Abstract
Background
Young doctors are struggling with extreme workplace stress due to inadequate working conditions, high patient load and low salaries in a faltering health care system of Pakistan. These conditions necessitate a focus on psychological resilience factors such as hardiness and positive reinterpretation coping. This study investigates how optimism affects workplace stress through hardiness and positive reinterpretation coping using a serial mediation model. Understanding these psychological dynamics is vital for improving the well-being of doctors in under developed health care system.
Objective
The objective of the study is to explore the serial mediating role of hardiness and positive reinterpretation coping in the association between optimism and workplace stress among young doctors of Pakistan.
Method
Purposive sampling was used to select 200 young house job doctors from public hospitals of Lahore, Pakistan.

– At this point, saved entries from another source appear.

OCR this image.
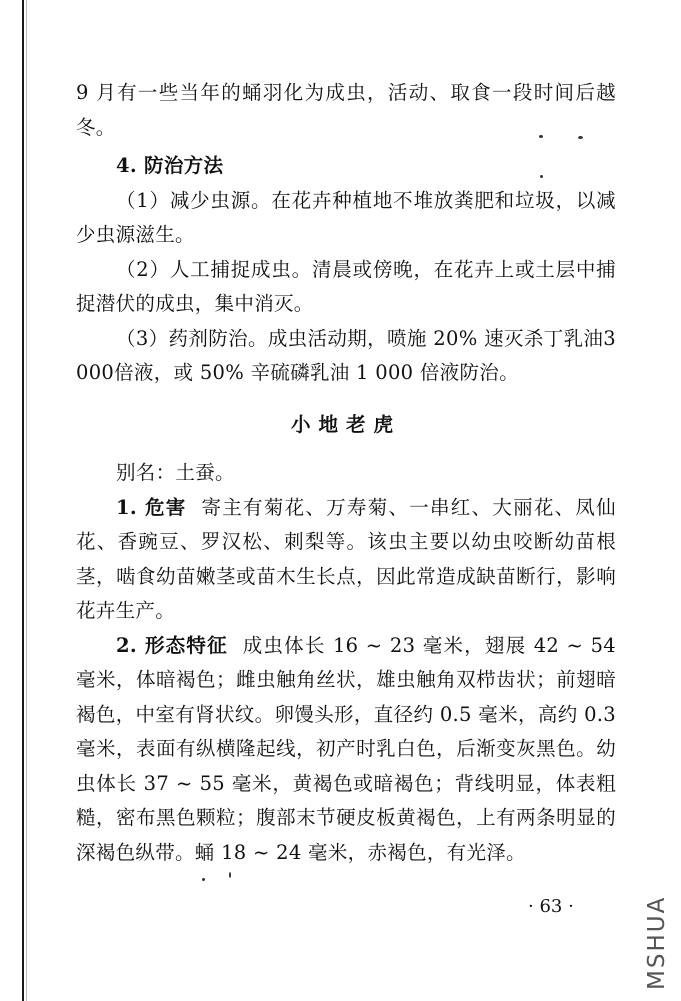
9 月有一些当年的蛹羽化为成虫，活动、取食一段时间后越冬。

4. 防治方法

（1）减少虫源。在花卉种植地不堆放粪肥和垃圾，以减少虫源滋生。

（2）人工捕捉成虫。清晨或傍晚，在花卉上或土层中捕捉潜伏的成虫，集中消灭。

（3）药剂防治。成虫活动期，喷施 20% 速灭杀丁乳油3 000倍液，或 50% 辛硫磷乳油 1 000 倍液防治。

小地老虎

别名：土蚕。

1. 危害 寄主有菊花、万寿菊、一串红、大丽花、凤仙花、香豌豆、罗汉松、刺梨等。该虫主要以幼虫咬断幼苗根茎，啮食幼苗嫩茎或苗木生长点，因此常造成缺苗断行，影响花卉生产。

2. 形态特征 成虫体长 16 ~ 23 毫米，翅展 42 ~ 54 毫米，体暗褐色；雌虫触角丝状，雄虫触角双栉齿状；前翅暗褐色，中室有肾状纹。卵馒头形，直径约 0.5 毫米，高约 0.3 毫米，表面有纵横隆起线，初产时乳白色，后渐变灰黑色。幼虫体长 37 ~ 55 毫米，黄褐色或暗褐色；背线明显，体表粗糙，密布黑色颗粒；腹部末节硬皮板黄褐色，上有两条明显的深褐色纵带。蛹 18 ~ 24 毫米，赤褐色，有光泽。

· 63 ·	MSHUA
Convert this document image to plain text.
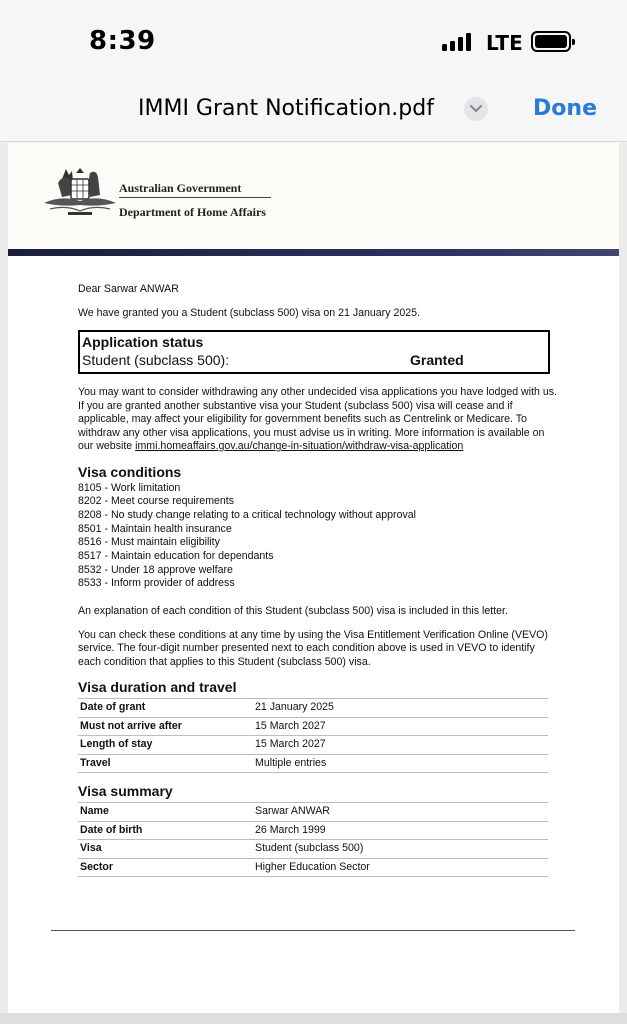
8:39	LTE
IMMI Grant Notification.pdf	Done
Australian Government
Department of Home Affairs
Dear Sarwar ANWAR
We have granted you a Student (subclass 500) visa on 21 January 2025.
Application status
Student (subclass 500):	Granted
You may want to consider withdrawing any other undecided visa applications you have lodged with us. If you are granted another substantive visa your Student (subclass 500) visa will cease and if applicable, may affect your eligibility for government benefits such as Centrelink or Medicare. To withdraw any other visa applications, you must advise us in writing. More information is available on our website immi.homeaffairs.gov.au/change-in-situation/withdraw-visa-application
Visa conditions
8105 - Work limitation
8202 - Meet course requirements
8208 - No study change relating to a critical technology without approval
8501 - Maintain health insurance
8516 - Must maintain eligibility
8517 - Maintain education for dependants
8532 - Under 18 approve welfare
8533 - Inform provider of address
An explanation of each condition of this Student (subclass 500) visa is included in this letter.
You can check these conditions at any time by using the Visa Entitlement Verification Online (VEVO) service. The four-digit number presented next to each condition above is used in VEVO to identify each condition that applies to this Student (subclass 500) visa.
Visa duration and travel
Date of grant	21 January 2025
Must not arrive after	15 March 2027
Length of stay	15 March 2027
Travel	Multiple entries
Visa summary
Name	Sarwar ANWAR
Date of birth	26 March 1999
Visa	Student (subclass 500)
Sector	Higher Education Sector
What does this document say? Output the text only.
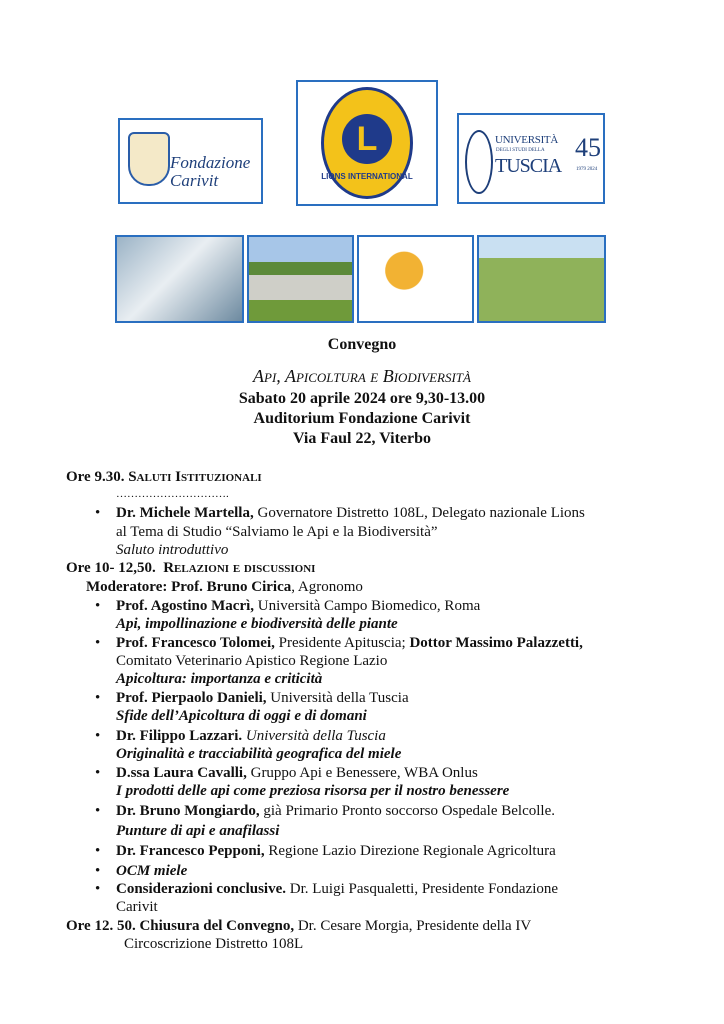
Fondazione Carivit
L
LIONS INTERNATIONAL
UNIVERSITÀ
DEGLI STUDI DELLA
TUSCIA
45
1979 2024
Convegno
Api, Apicoltura e Biodiversità
Sabato 20 aprile 2024 ore 9,30-13.00
Auditorium Fondazione Carivit
Via Faul 22, Viterbo
Ore 9.30. Saluti Istituzionali
………………………….
• Dr. Michele Martella, Governatore Distretto 108L, Delegato nazionale Lions
al Tema di Studio “Salviamo le Api e la Biodiversità”
Saluto introduttivo
Ore 10- 12,50. Relazioni e discussioni
Moderatore: Prof. Bruno Cirica, Agronomo
• Prof. Agostino Macrì, Università Campo Biomedico, Roma
Api, impollinazione e biodiversità delle piante
• Prof. Francesco Tolomei, Presidente Apituscia; Dottor Massimo Palazzetti,
Comitato Veterinario Apistico Regione Lazio
Apicoltura: importanza e criticità
• Prof. Pierpaolo Danieli, Università della Tuscia
Sfide dell’Apicoltura di oggi e di domani
• Dr. Filippo Lazzari. Università della Tuscia
Originalità e tracciabilità geografica del miele
• D.ssa Laura Cavalli, Gruppo Api e Benessere, WBA Onlus
I prodotti delle api come preziosa risorsa per il nostro benessere
• Dr. Bruno Mongiardo, già Primario Pronto soccorso Ospedale Belcolle.
Punture di api e anafilassi
• Dr. Francesco Pepponi, Regione Lazio Direzione Regionale Agricoltura
• OCM miele
• Considerazioni conclusive. Dr. Luigi Pasqualetti, Presidente Fondazione
Carivit
Ore 12. 50. Chiusura del Convegno, Dr. Cesare Morgia, Presidente della IV
Circoscrizione Distretto 108L
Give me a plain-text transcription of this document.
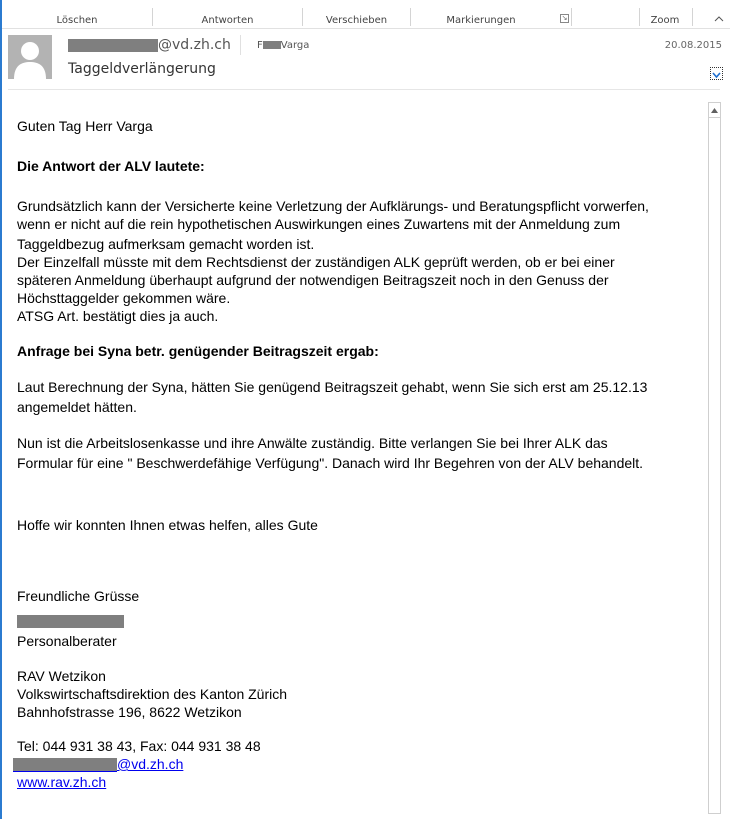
Löschen	Antworten	Verschieben	Markierungen	↘	Zoom
@vd.zh.ch	F Varga
Taggeldverlängerung
20.08.2015

Guten Tag Herr Varga

Die Antwort der ALV lautete:

Grundsätzlich kann der Versicherte keine Verletzung der Aufklärungs- und Beratungspflicht vorwerfen,

wenn er nicht auf die rein hypothetischen Auswirkungen eines Zuwartens mit der Anmeldung zum

Taggeldbezug aufmerksam gemacht worden ist.

Der Einzelfall müsste mit dem Rechtsdienst der zuständigen ALK geprüft werden, ob er bei einer

späteren Anmeldung überhaupt aufgrund der notwendigen Beitragszeit noch in den Genuss der

Höchsttaggelder gekommen wäre.

ATSG Art. bestätigt dies ja auch.

Anfrage bei Syna betr. genügender Beitragszeit ergab:

Laut Berechnung der Syna, hätten Sie genügend Beitragszeit gehabt, wenn Sie sich erst am 25.12.13

angemeldet hätten.

Nun ist die Arbeitslosenkasse und ihre Anwälte zuständig. Bitte verlangen Sie bei Ihrer ALK das

Formular für eine " Beschwerdefähige Verfügung". Danach wird Ihr Begehren von der ALV behandelt.

Hoffe wir konnten Ihnen etwas helfen, alles Gute

Freundliche Grüsse

Personalberater

RAV Wetzikon

Volkswirtschaftsdirektion des Kanton Zürich

Bahnhofstrasse 196, 8622 Wetzikon

Tel: 044 931 38 43, Fax: 044 931 38 48

@vd.zh.ch

www.rav.zh.ch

Self-report questionnaires like Life Orientation Test-Revised, Personal Views Survey (3rd Edition), Coping Orientation to Problem Experienced and Work place stress scale were used to assess the optimism, hardiness, positive reinterpretation, and work place stress of the participants. All the ethical considerations were taken into account while collecting data and reporting findings. Data was analyzed using SPSS and AMOS.
Results
Findings of Pearson Product Moment Correlation indicated that optimism is positively related with hardiness (r = .32, p < .001) and positive reinterpretation (r = .35, p < .001), and negatively associated with work place stress. Additionally, hardiness was positively linked with positive reinterpretation (r = .46, p < .001). Furthermore, findings also suggest significant negative association of optimism (r = −.24, p < .001), hardiness (r = −.51, p < .001), and positive reinterpretation (r = −.41, p < .001) with work place stress. Findings of SEM suggested that CFI, GFI, TLI, NFI, SRMR, and RMSEA values indicated the model fitness. The serial mediating role of hardiness and positive reinterpretation in the association of optimism and work place stress was also significant as the indirect effect was (b = −.07, p = <.01)
Conclusion
The present research emphasized the sequential interaction of optimism, hardiness, positive reinterpretation and work place stress that advances our knowledge to understand stress management. These findings can be useful in counseling and training of house-job doctors working in unprivileged circumstances.